Тем не менее, и здесь у Арбузоголового получился облом, как с прочими его просветительскими кампаниями: от ироничной ухмылки по поводу миссионерского рвения до рвотной реакции, вызывающей отвращение & судороги в желудке, всего 1 шаг; и результатом глубоко въевшейся в мою память, зацепившейся за нее ассоциации – ведь у меня не было оснований полагать, что эта смесь, однажды объявленная спасением&благословением, когда-нибудь сама собой бесследно исчезнет, – стало то обстоятельство, что Арбузоголовый (как и авторша книги) неизменно виделись мне окутанными облаками теплых мочеиспарений.– Эти 2 направления просветительской деятельности Арбузоголового были для меня – как, думаю, и для моих соратников по Легиону – достаточным основанием, чтобы по возможности избегать его общества.
Человек этот мог бы стать баловнем приверженных китчу женщин & прочих филантропов, если бы из-за ленности, наложившей отпечаток на его внешний облик и заложенной в самой его натуре, у него не отсутствовали главные качества, которых ждут от исполнителя роли писсуарного попечителя: а именно, подспудное-инстинктивное, пусть и засыпанное позднейшими отложениями, но явственно ощутимое мужское=сильное начало; как и другое, мужское=слабое; а также – пусть тоже засыпанное – добротное ядро; и – непременно – знание кичащихся своим добродушием женщин, умение прислониться к мужчинам, тоже не вовсе лишенным доброй воли. –:!Этого, прежде всего, ему не хватало, потому что его выставляемая напоказ сущность не могла не возбуждать подозрение, что человек с такой внешностью, явно испытывающий неприязнь к любым телесным-движениям & формам- физической-активности, должен быть слишком ленивым и как сексуальный партнер.
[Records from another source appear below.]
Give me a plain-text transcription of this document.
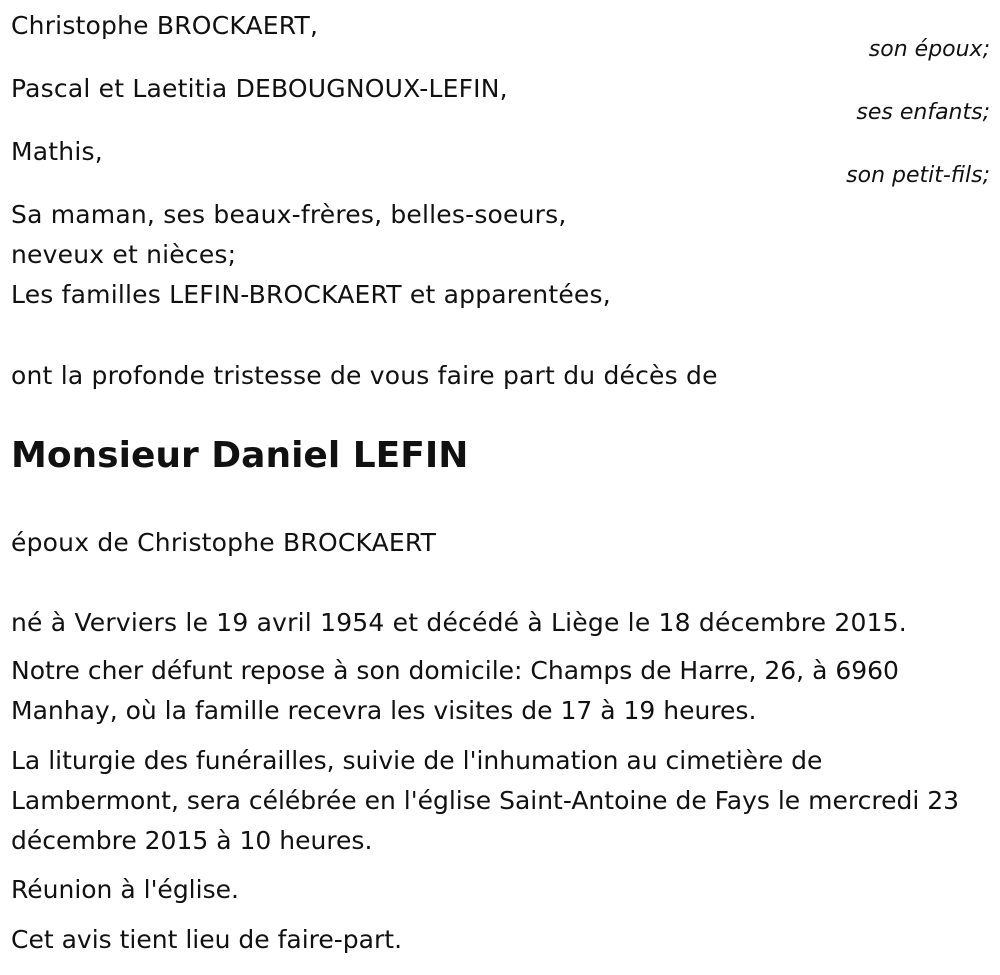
Christophe BROCKAERT,
son époux;
Pascal et Laetitia DEBOUGNOUX-LEFIN,
ses enfants;
Mathis,
son petit-fils;
Sa maman, ses beaux-frères, belles-soeurs,
neveux et nièces;
Les familles LEFIN-BROCKAERT et apparentées,
ont la profonde tristesse de vous faire part du décès de
Monsieur Daniel LEFIN
époux de Christophe BROCKAERT
né à Verviers le 19 avril 1954 et décédé à Liège le 18 décembre 2015.
Notre cher défunt repose à son domicile: Champs de Harre, 26, à 6960 Manhay, où la famille recevra les visites de 17 à 19 heures.
La liturgie des funérailles, suivie de l'inhumation au cimetière de Lambermont, sera célébrée en l'église Saint-Antoine de Fays le mercredi 23 décembre 2015 à 10 heures.
Réunion à l'église.
Cet avis tient lieu de faire-part.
Так и получилось, что уделом арбузоголового брюзги стала мелочная, подпитываемая ежевечерней выпивкой борьба против всех и каждого, а в конечном счете – против себя самого. Тем не менее, он умел, как я убедился – среди прочего, и на примере его обращения со мной, – активизировать низшие инстинкты групповой солидарности, сочувствия товарищам; взращивать эти инстинкты на дурной почве своей конфликтности и даже пожинать какие-то полезные для=себя плоды. Свой особый статус он сохранял годами, что было редкостью для Иностранного легиона.
Это название, как я слышал, выдумал для нашей строительной бригады, много лет назад, 1 тогда уже пожилой человек. Он, этот человек, прежде служил в настоящем Иностранном легионе – послевоенные неурядицы вынудили его заняться такой работой. Говорили, что он ни разу ни словом не обмолвился о своем легионерском прошлом – если не считать имени, которое он дал бригаде. Позже, рассказывали мне (и звучало это как пересказ мыльной оперы), он получил какое-то наследство, !свыше полу!миллиона марок, и тогда – что !неудивительно – в одну прекрасную ночь исчез из строительной колонны. (Некоторые уверяли, будто человек этот потратил все свое наследство на то, чтобы приобрести экипировку профессионального наемника, после чего, снарядившись таким образом, напоминая туго перетянутый окорок, с остриженными под машинку волосами & в крепких, годящихся для лета и зимы десантных бутсах (:у НИХ загорались глаза, когда ОНИ переходили к деталям его обмундирования : Никогда еще я не видал молодежь, которая была бы ближе к государству, чем сегодняшняя; такая близость означает для нее гибель, ибо тот, кто слишком приближается к государству, неизбежно становится тем, в чем государство нуждается постоянно: пушечным мясом…..), – ведь он знал, что никогда не затухают пламена дерьмовых войн, не имеющих ничего общего с теми войнами, о которых мы знаем по фильмам и историческим книгам, но состоящих из конвульсивных-передвижений грабительских-набегов поспешных- микро-геноцидов захватов-добычи & последующих разбеганий-по-тараканьим-щелям; войн, для которых постоянно лишь шипящее пламя ненависти, как огонь из реактивного двигателя, которое, кажется, катапультирует все новые и новые безжалостные конфликты; так вот, человек этот, который якобы наплевал на комфортную жизнь, ожидавшую его как наследника полумиллионного состояния, который напоминал в своем обмундировании жирно поблескивающий боёк винтовки & обладал рефлексами хищного зверя – волка пантеры гиены, – устремился куда-то на край света в болота джунгли пустыни как один=из-этих Dogs of War[10] …..) Но на самом деле никто больше о нем не слыхал.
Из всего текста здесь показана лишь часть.